NATURAL BORN KILLERS twisted spree was the 25th most-attended movie of 1994, but the nasty tone of its pitch-dark satire, a finger-in-eye indictment of societies love affair with fame and violence, generated considerable negative blowback. Not much of a date movie, though people like its gun-crossed lovers would likely find it an aphrodisiac.  

‘Mickey & Mallory’ (Woody Harrelson and Juliette Lewis) are nuts about each other. Accent on nuts, as when they’re not nuzzling, they engage in a free-wheeling rampage of serial killing that racks up dozens of victims. Celebrity status is fanned by voracious nationial press coverage.

His marriage deteriorated, Oliver Stone was in a bitter frame of mind when he directed this hallucinatory screed, which sails past scathing into scything. Taking a story and script originated by Quentin Tarantino, then revising it with Richard Rutowksi and David Veloz, Stone stages a full frontal assault on the sort of TV-fed lunacy the country breeds and laps up, making media sensations out of murderers. Taking the visual format into hyperdrive with a dizzying mix of film stocks, clips and editing that barely pauses for breath, it’s initially startling, fitfully amusing in a caustic way. Then it turns agitating, eventually numbing. You “get it” from Scene 1: by the time the full 119 minutes have raged by, you feel like you’ve been mugged, then were arrested instead the perp.

Trash-evoking Harrelson and Lewis (about as appealing here as a head wound) make for adroit casting. Robert Downey Jr. has a Oz-accented field day as a Geraldo-ish tabloid journalist, and Rodney Dangerfield figures in a sickly funny segment lampooning coarse sitcoms. Tommy Lee Jones goes ape-poo overboard as a prison warden, while Tom Sizemore plays it straight and creepy as a psychotic detective. Other than two of the hapless victims (between them Corinna Laszlo and Lorraine Farris get about two minutes to shed clothes and get murdered), there isn’t anyone else in the movie who warrants sympathy. A feast of technique, a famine for hope. *

Shooting in New Mexico, Arizona and Illinois (inside a state pen), Robert Richardson manned camera, his ninth of eleven assignments with Stone. Film editors Brian Berdan and Hank Corwin toiled 11 months piecing together material from the 18 different types of film stock employed: the movie contains 3,000 cuts, five times more than the average feature picture.

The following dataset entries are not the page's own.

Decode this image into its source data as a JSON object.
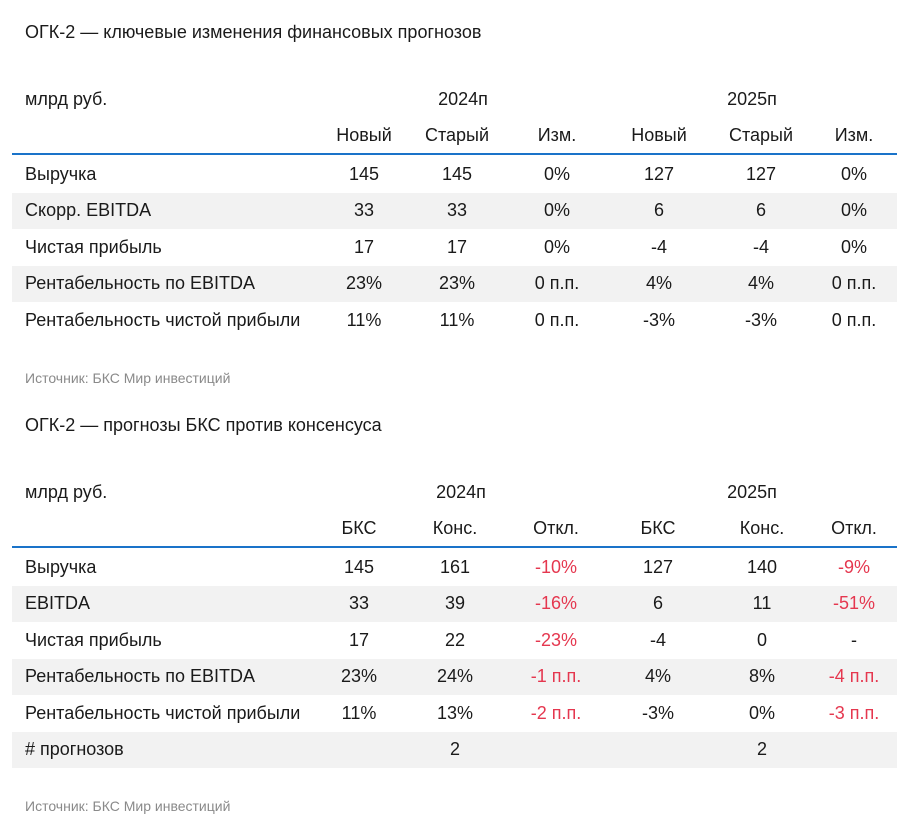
{
  "table1": {
    "title": "ОГК-2 — ключевые изменения финансовых прогнозов",
    "unit": "млрд руб.",
    "years": [
      "2024п",
      "2025п"
    ],
    "subheaders": [
      "Новый",
      "Старый",
      "Изм.",
      "Новый",
      "Старый",
      "Изм."
    ],
    "rows": [
      {
        "label": "Выручка",
        "values": [
          "145",
          "145",
          "0%",
          "127",
          "127",
          "0%"
        ]
      },
      {
        "label": "Скорр. EBITDA",
        "values": [
          "33",
          "33",
          "0%",
          "6",
          "6",
          "0%"
        ]
      },
      {
        "label": "Чистая прибыль",
        "values": [
          "17",
          "17",
          "0%",
          "-4",
          "-4",
          "0%"
        ]
      },
      {
        "label": "Рентабельность по EBITDA",
        "values": [
          "23%",
          "23%",
          "0 п.п.",
          "4%",
          "4%",
          "0 п.п."
        ]
      },
      {
        "label": "Рентабельность чистой прибыли",
        "values": [
          "11%",
          "11%",
          "0 п.п.",
          "-3%",
          "-3%",
          "0 п.п."
        ]
      }
    ],
    "source": "Источник: БКС Мир инвестиций"
  },
  "table2": {
    "title": "ОГК-2 — прогнозы БКС против консенсуса",
    "unit": "млрд руб.",
    "years": [
      "2024п",
      "2025п"
    ],
    "subheaders": [
      "БКС",
      "Конс.",
      "Откл.",
      "БКС",
      "Конс.",
      "Откл."
    ],
    "rows": [
      {
        "label": "Выручка",
        "values": [
          "145",
          "161",
          "-10%",
          "127",
          "140",
          "-9%"
        ]
      },
      {
        "label": "EBITDA",
        "values": [
          "33",
          "39",
          "-16%",
          "6",
          "11",
          "-51%"
        ]
      },
      {
        "label": "Чистая прибыль",
        "values": [
          "17",
          "22",
          "-23%",
          "-4",
          "0",
          "-"
        ]
      },
      {
        "label": "Рентабельность по EBITDA",
        "values": [
          "23%",
          "24%",
          "-1 п.п.",
          "4%",
          "8%",
          "-4 п.п."
        ]
      },
      {
        "label": "Рентабельность чистой прибыли",
        "values": [
          "11%",
          "13%",
          "-2 п.п.",
          "-3%",
          "0%",
          "-3 п.п."
        ]
      },
      {
        "label": "# прогнозов",
        "values": [
          "",
          "2",
          "",
          "",
          "2",
          ""
        ]
      }
    ],
    "source": "Источник: БКС Мир инвестиций"
  },
  "colors": {
    "header_line": "#1a73c9",
    "negative": "#e5374f",
    "shade": "#f2f2f2",
    "source_text": "#8a8a8a"
  }
}
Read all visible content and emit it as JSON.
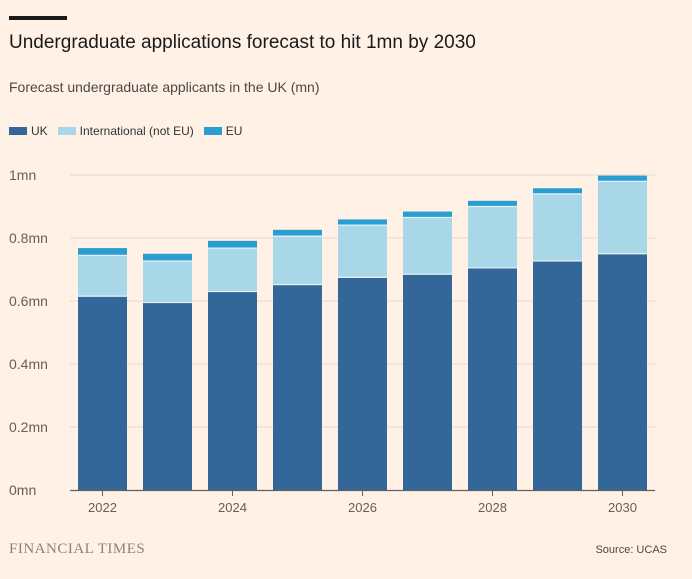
{
  "header": {
    "title": "Undergraduate applications forecast to hit 1mn by 2030",
    "subtitle": "Forecast undergraduate applicants in the UK (mn)"
  },
  "footer": {
    "brand": "FINANCIAL TIMES",
    "source": "Source: UCAS"
  },
  "colors": {
    "background": "#fff1e5",
    "uk": "#336699",
    "international": "#a8d8e8",
    "eu": "#2b9ed1",
    "grid": "#e6d9ce",
    "axis": "#66605c"
  },
  "chart_data": {
    "type": "bar",
    "stacked": true,
    "title": "Undergraduate applications forecast to hit 1mn by 2030",
    "subtitle": "Forecast undergraduate applicants in the UK (mn)",
    "categories": [
      "2022",
      "2023",
      "2024",
      "2025",
      "2026",
      "2027",
      "2028",
      "2029",
      "2030"
    ],
    "x_tick_labels": [
      "2022",
      "",
      "2024",
      "",
      "2026",
      "",
      "2028",
      "",
      "2030"
    ],
    "series": [
      {
        "name": "UK",
        "color": "#336699",
        "values": [
          0.615,
          0.595,
          0.63,
          0.652,
          0.675,
          0.685,
          0.705,
          0.727,
          0.75
        ]
      },
      {
        "name": "International (not EU)",
        "color": "#a8d8e8",
        "values": [
          0.13,
          0.132,
          0.138,
          0.154,
          0.166,
          0.18,
          0.195,
          0.213,
          0.23
        ]
      },
      {
        "name": "EU",
        "color": "#2b9ed1",
        "values": [
          0.023,
          0.023,
          0.023,
          0.02,
          0.018,
          0.019,
          0.018,
          0.018,
          0.018
        ]
      }
    ],
    "ylim": [
      0,
      1.0
    ],
    "y_ticks": [
      0,
      0.2,
      0.4,
      0.6,
      0.8,
      1.0
    ],
    "y_tick_labels": [
      "0mn",
      "0.2mn",
      "0.4mn",
      "0.6mn",
      "0.8mn",
      "1mn"
    ],
    "xlabel": "",
    "ylabel": "",
    "grid": true,
    "legend_position": "top-left"
  }
}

In the cast swarm, mostly to get bumped off in various ways: Russell Means, Evan Handler, Kirk Baltz, Pruitt Taylor Vince, Joe Grifasi, Dale Dye, Mark Harmon, Steven Wright, Red West, James Gammon, Arliss Howard, Adrien Brody, and—for bad measure—a bunch of real-life violent felons. Made for $34,000,000, grosses came to $50,283,000. Reviews split between adulatory and appalled. Normally, we’re all-in for Oliver Stone, but we can readily see how this picture could leave people stone cold. 

 

 * On casting Harrelson and Lewis the director offered: “Frankly, he had that American, trashy look. There’s something about Woody that evokes Kentucky or white trash…Juliet has malice in her eyes. She’s got adorable eyes, but they jump and gleam.”

Nailing white trash is on the nose—a typical trip to 7-11 provides your fill—but singling out Kentucky is un-cool. There are some lovely, done-to-earth folks from Kain-tuck. No, not Mitch McConnell: actual human beings.